Boomers aren’t trying to be annoying. They simply grew up in a different social world:
-
one with fewer social anxieties
-
one where people talked openly
-
one where politeness meant directness
-
one where privacy wasn’t a constant concern
-
one where being loud wasn’t shameful
-
one where everyone wasn’t afraid of being judged
My boomer parents have a kind of unfiltered authenticity that millennials rarely allow themselves to show.
And, honestly?
There’s a freedom in that.
Boomers have something millennials secretly crave
We pretend their habits embarrass us — and yes, they do — but boomers carry qualities we’ve lost in the age of social hyper-awareness:
-
They don’t care if strangers judge them.
-
They speak their minds without rehearsing it.
-
They find strangers interesting instead of dangerous.
-
They believe people are approachable.
-
They act without worrying about being cringe.
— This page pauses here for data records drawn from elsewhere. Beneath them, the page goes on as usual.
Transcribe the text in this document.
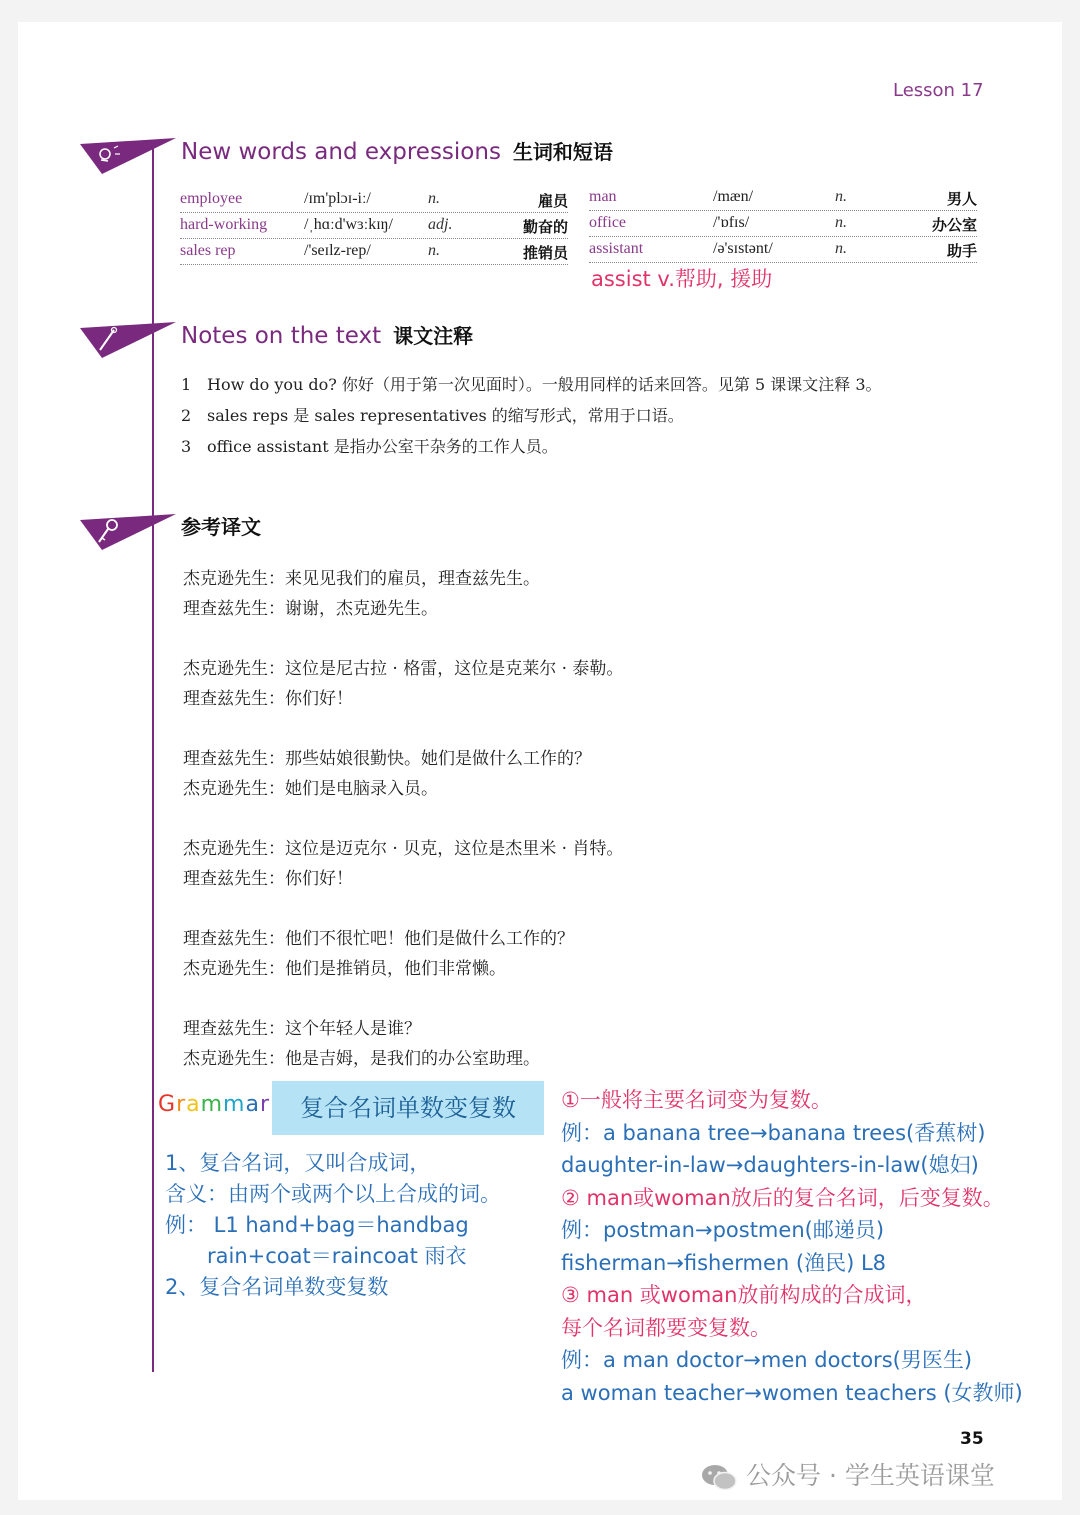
Lesson 17
New words and expressions 生词和短语
Notes on the text 课文注释
参考译文
employee	/ɪm'plɔɪ-iː/	n.	雇员
hard-working /ˌhɑːd'wɜːkɪŋ/ adj.	勤奋的
sales rep	/'seɪlz-rep/	n.	推销员
man	/mæn/	n.	男人
office	/'ɒfɪs/	n.	办公室
assistant	/ə'sɪstənt/	n.	助手
assist v.帮助, 援助
1 How do you do? 你好（用于第一次见面时）。一般用同样的话来回答。见第 5 课课文注释 3。
2 sales reps 是 sales representatives 的缩写形式，常用于口语。
3 office assistant 是指办公室干杂务的工作人员。
杰克逊先生：来见见我们的雇员，理查兹先生。
理查兹先生：谢谢，杰克逊先生。
杰克逊先生：这位是尼古拉 · 格雷，这位是克莱尔 · 泰勒。
理查兹先生：你们好！
理查兹先生：那些姑娘很勤快。她们是做什么工作的？
杰克逊先生：她们是电脑录入员。
杰克逊先生：这位是迈克尔 · 贝克，这位是杰里米 · 肖特。
理查兹先生：你们好！
理查兹先生：他们不很忙吧！他们是做什么工作的？
杰克逊先生：他们是推销员，他们非常懒。
理查兹先生：这个年轻人是谁？
杰克逊先生：他是吉姆，是我们的办公室助理。
Grammar	复合名词单数变复数
1、复合名词，又叫合成词，
含义：由两个或两个以上合成的词。
例： L1 hand+bag＝handbag
rain+coat＝raincoat 雨衣
2、复合名词单数变复数
①一般将主要名词变为复数。
例：a banana tree→banana trees(香蕉树)
daughter-in-law→daughters-in-law(媳妇)
② man或woman放后的复合名词，后变复数。
例：postman→postmen(邮递员)
fisherman→fishermen (渔民) L8
③ man 或woman放前构成的合成词，
每个名词都要变复数。
例：a man doctor→men doctors(男医生)
a woman teacher→women teachers (女教师)
35
公众号 · 学生英语课堂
Millennials, myself included, often live inside a constant social performance — quietly curating what we say, how we sound, how we appear, what people might think.
Boomers? They’re just living.
And maybe that’s why we cringe — not because their behaviour is wrong, but because it highlights how restrained we’ve become.
The older I get, the more I appreciate them
Yes, I still wince when my mum shouts “THIS COFFEE IS TOO HOT!” across a café.
Yes, I still apologise to waitstaff telepathically when my dad asks seven questions about the menu.
Yes, I still pretend I don’t know them when my mum tells a stranger at the supermarket about her bunion surgery.
But deep down, I’m grateful:
-
for their bluntness
-
for their boldness
-
for their warmth with strangers
-
for their humour
-
for their lack of shame
-
for their authenticity
The world feels colder and quieter without boomer energy in public spaces.
And if I’m honest with myself?
There’s a part of me that hopes I’ll be just as unfiltered, unapologetically loud, and joyfully embarrassing when I’m their age too.
Because maybe the real cringe isn’t what boomers do.
Maybe the real cringe is how much we hold back.